Geteilte Erinnerungen. Das Fotoalbum - gesteckt, geklebt, gepostet
Millionen Nutzer laden heute täglich ihre Fotos in soziale Netze. Das klassische Fotoalbum erscheint als Relikt längst vergangener Zeiten, ausgestorben mit der analogen Fotografie. Tatsächlich aber erfährt das Medium in den letzten Jahren eine Renaissance, als von digitalen Vorlagen gedrucktes Fotobuch oder als – nach bewährten Gestaltungsprinzipien – in Handarbeit zusammengestelltes Scrapbook. Grund genug, sich heute der rund 600 Objekte umfassenden Albensammlung der Deutschen Fotothek erstmals in einer Ausstellung zu nähern, zumal historische Fotoalben als wohl umfangreichster Quellenfundus zur Bildgeschichte des 19. und 20. Jahrhunderts zunehmend zum Gegenstand interdisziplinärer Forschung werden. Mit spektakulären Prachtalben und schlichten Alltagsdokumenten zeigt die Virtuelle Ausstellung eine fotografische Kulturgeschichte rund um das Fotoalbum – von der Einbandgestaltung über die verschiedenen Spielarten des Albums bis hin zum Thema der Aufbewahrung analoger Alben.

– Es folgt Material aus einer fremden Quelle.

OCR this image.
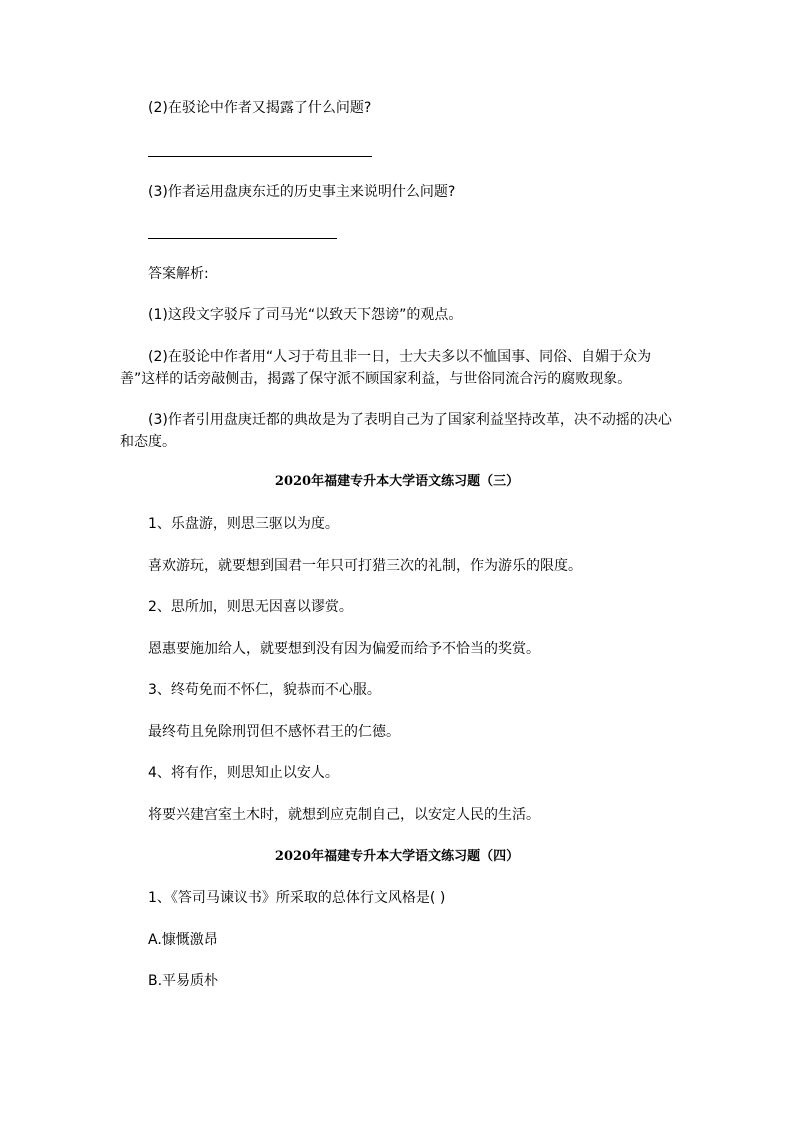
(2)在驳论中作者又揭露了什么问题?
(3)作者运用盘庚东迁的历史事主来说明什么问题?
答案解析:
(1)这段文字驳斥了司马光“以致天下怨谤”的观点。
(2)在驳论中作者用“人习于苟且非一日，士大夫多以不恤国事、同俗、自媚于众为善”这样的话旁敲侧击，揭露了保守派不顾国家利益，与世俗同流合污的腐败现象。
(3)作者引用盘庚迁都的典故是为了表明自己为了国家利益坚持改革，决不动摇的决心和态度。
2020年福建专升本大学语文练习题（三）
1、乐盘游，则思三驱以为度。
喜欢游玩，就要想到国君一年只可打猎三次的礼制，作为游乐的限度。
2、思所加，则思无因喜以谬赏。
恩惠要施加给人，就要想到没有因为偏爱而给予不恰当的奖赏。
3、终苟免而不怀仁，貌恭而不心服。
最终苟且免除刑罚但不感怀君王的仁德。
4、将有作，则思知止以安人。
将要兴建宫室土木时，就想到应克制自己，以安定人民的生活。
2020年福建专升本大学语文练习题（四）
1、《答司马谏议书》所采取的总体行文风格是( )
A.慷慨激昂
B.平易质朴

Wenn die »goldene Zeit« der Fotoalben vor allem jene von Goldschnitt und Goldprägung im 19. Jahrhundert war, so stammen die kreativsten Beispiele der Sammlung der Deutschen Fotothek aus den 1920er und 1930er Jahren. Der Einzug der Amateurfotografie brachte nicht nur eine größere thematische Vielfalt mit sich, sondern auch ersichtlich mehr Erzählfreudigkeit und Einfallsreichtum. Nach dem Zweiten Weltkrieg erlebte das Fotoalbum als Teil der allgemeinen Erinnerungskultur angesichts immer größerer Reisefreudigkeit rein mengenmäßig seine Blütezeit. Gleichzeitig wurden die einst kunstvollen Einbände seit den 1950er Jahren immer schlichter und austauschbarer. Seit den 1970er Jahren kommt das Anlegen von Fotoalben zunehmend aus der Mode: Je mehr fotografiert wurde, desto weniger Zeit nahm man sich zum Sortieren, Einkleben und Beschriften – Massen von Bildern zu ordnen bleibt jedoch auch im digitalen Zeitalter Voraussetzung visueller biografischer Selbstinszenierung.